I'm thinking about the potential reasons ... one person suggested it was "loss of community," but that doesn't seem to resonnate. I was basically isolated the last eight months or so anyway. The people who were my community during that time still are, and will continue to be.
Another person thought maybe it was because "you don't know when you'll have another solo show," but that's not the case either, because my next solo show is already set for December.
I got other thoughts from other people, all similarly off-the-mark. So I'm trying to sort through this myself.
Here is what I've come up with so far:
Due to my crappy life circumstances over the last few months, the show took on extra meaning for me, became very special and became something of a safe place. It was one thing I knew I could control, and was the one thing in the whirlwind of crap going on in my life that I knew was really and truly representative of me, the real me, the core of me, the me that will still be there when all the drama subsides.

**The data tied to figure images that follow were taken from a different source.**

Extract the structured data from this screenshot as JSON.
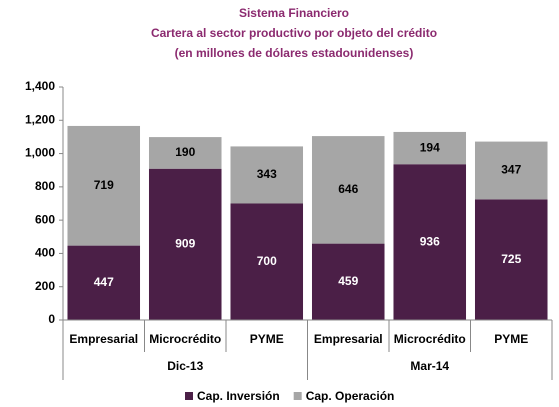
{
  "chart_data": {
    "type": "stacked_bar",
    "title": "Sistema Financiero",
    "subtitle": [
      "Cartera al sector productivo por objeto del crédito",
      "(en millones de dólares estadounidenses)"
    ],
    "categories": [
      "Empresarial",
      "Microcrédito",
      "PYME",
      "Empresarial",
      "Microcrédito",
      "PYME"
    ],
    "group_labels": [
      "Dic-13",
      "Mar-14"
    ],
    "series": [
      {
        "name": "Cap. Inversión",
        "color": "#4b1f47",
        "values": [
          447,
          909,
          700,
          459,
          936,
          725
        ]
      },
      {
        "name": "Cap. Operación",
        "color": "#a6a6a6",
        "values": [
          719,
          190,
          343,
          646,
          194,
          347
        ]
      }
    ],
    "ylim": [
      0,
      1400
    ],
    "yticks": [
      0,
      200,
      400,
      600,
      800,
      {
        "value": 1000,
        "label": "1,000"
      },
      {
        "value": 1200,
        "label": "1,200"
      },
      {
        "value": 1400,
        "label": "1,400"
      }
    ],
    "grid": false,
    "legend": "bottom"
  }
}
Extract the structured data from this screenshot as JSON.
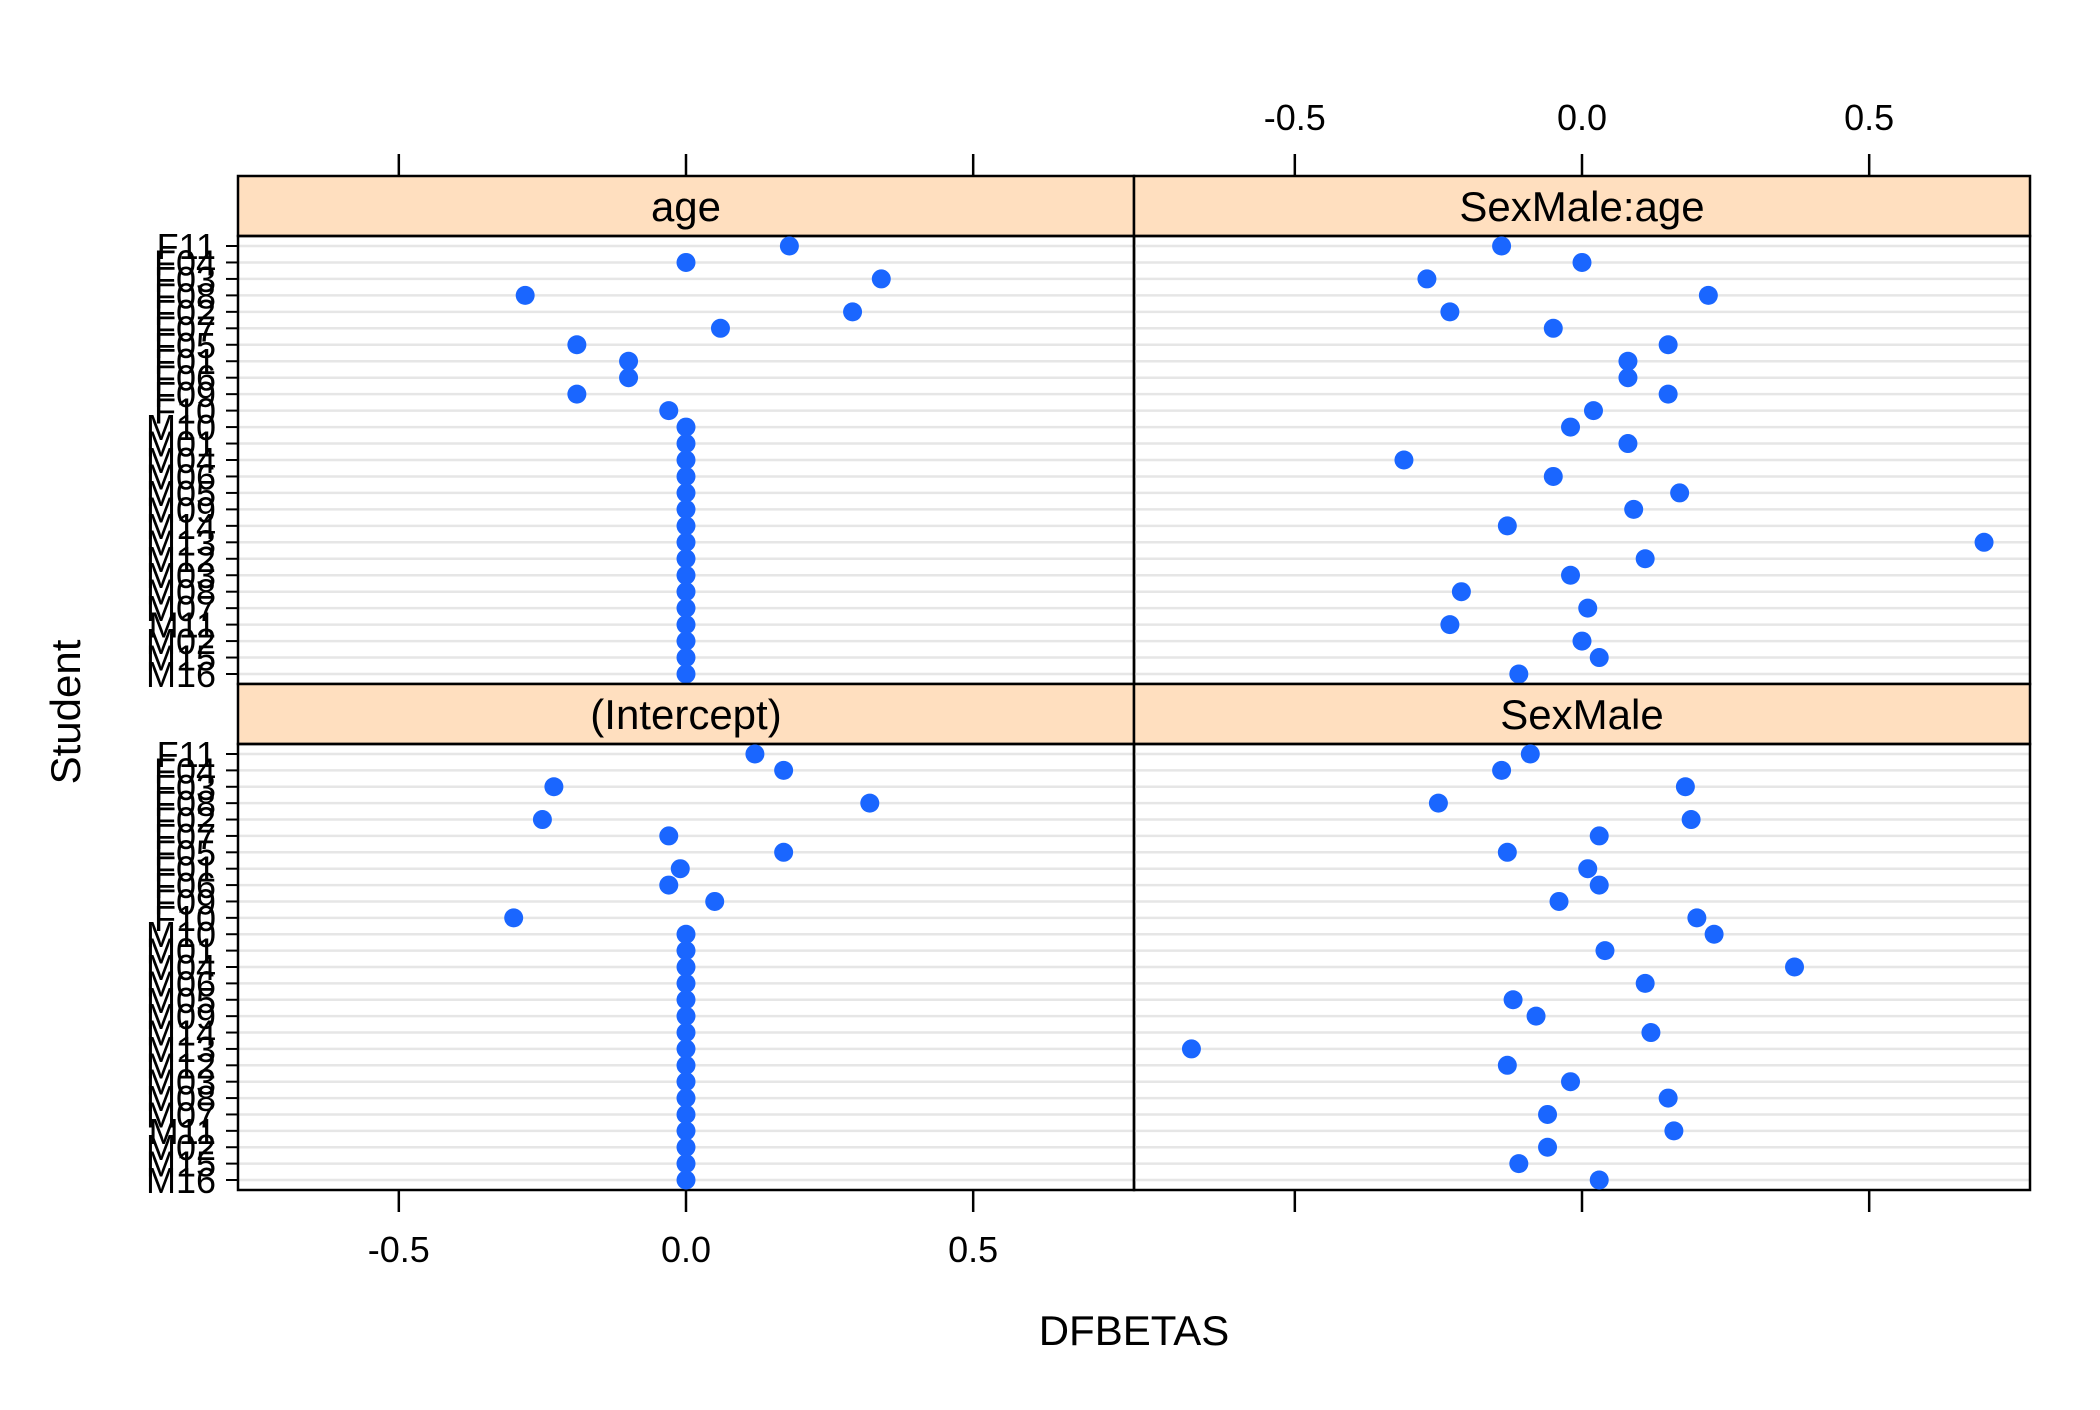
{
  "chart_data": {
    "type": "scatter",
    "xlabel": "DFBETAS",
    "ylabel": "Student",
    "xlim": [
      -0.78,
      0.78
    ],
    "x_ticks": [
      -0.5,
      0.0,
      0.5
    ],
    "x_tick_labels": [
      "-0.5",
      "0.0",
      "0.5"
    ],
    "grid": true,
    "students": [
      "F11",
      "F04",
      "F03",
      "F08",
      "F02",
      "F07",
      "F05",
      "F01",
      "F06",
      "F09",
      "F10",
      "M10",
      "M01",
      "M04",
      "M06",
      "M05",
      "M09",
      "M14",
      "M13",
      "M12",
      "M03",
      "M08",
      "M07",
      "M11",
      "M02",
      "M15",
      "M16"
    ],
    "panels": [
      {
        "name": "age",
        "values": [
          0.18,
          0.0,
          0.34,
          -0.28,
          0.29,
          0.06,
          -0.19,
          -0.1,
          -0.1,
          -0.19,
          -0.03,
          0,
          0,
          0,
          0,
          0,
          0,
          0,
          0,
          0,
          0,
          0,
          0,
          0,
          0,
          0,
          0
        ]
      },
      {
        "name": "SexMale:age",
        "values": [
          -0.14,
          0.0,
          -0.27,
          0.22,
          -0.23,
          -0.05,
          0.15,
          0.08,
          0.08,
          0.15,
          0.02,
          -0.02,
          0.08,
          -0.31,
          -0.05,
          0.17,
          0.09,
          -0.13,
          0.7,
          0.11,
          -0.02,
          -0.21,
          0.01,
          -0.23,
          0.0,
          0.03,
          -0.11
        ]
      },
      {
        "name": "(Intercept)",
        "values": [
          0.12,
          0.17,
          -0.23,
          0.32,
          -0.25,
          -0.03,
          0.17,
          -0.01,
          -0.03,
          0.05,
          -0.3,
          0,
          0,
          0,
          0,
          0,
          0,
          0,
          0,
          0,
          0,
          0,
          0,
          0,
          0,
          0,
          0
        ]
      },
      {
        "name": "SexMale",
        "values": [
          -0.09,
          -0.14,
          0.18,
          -0.25,
          0.19,
          0.03,
          -0.13,
          0.01,
          0.03,
          -0.04,
          0.2,
          0.23,
          0.04,
          0.37,
          0.11,
          -0.12,
          -0.08,
          0.12,
          -0.68,
          -0.13,
          -0.02,
          0.15,
          -0.06,
          0.16,
          -0.06,
          -0.11,
          0.03
        ]
      }
    ],
    "colors": {
      "point": "#1a66ff",
      "strip": "#ffdfbf",
      "grid": "#e6e6e6"
    }
  }
}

There was also a romantic element to it, it felt really wonderful and fulfilling to see people actually engaging with my work, whether they "got it" or not, whether they even liked it or not.
Taking the show down meant removing that reminder of self, and also taking away that wonderful opportunity I had to do what really felt like offering love to the people who passed through...taking away also the opportunity for me to enjoy them accepting the gift, holding it, embracing it.
There were also people to whom I wanted to offer that gift, the gift of my work, of my seeing, who did not pass through the gallery over the last three weeks, for whatever reason. And the thought that they in a sense rejected this offering, this gift, is painful and saddens me. I don't understand why someone I had worked with extensively, for example, or someone I considered a friend, could simply choose not to come and see what really represented the culmination of three years of sometimes very difficult, very painful struggle, simply because they were tired or busy or just couldn't find room for it across three solid weeks of display ... well. You see what I mean.
This persistent sadness. I don't know quite what to do with it.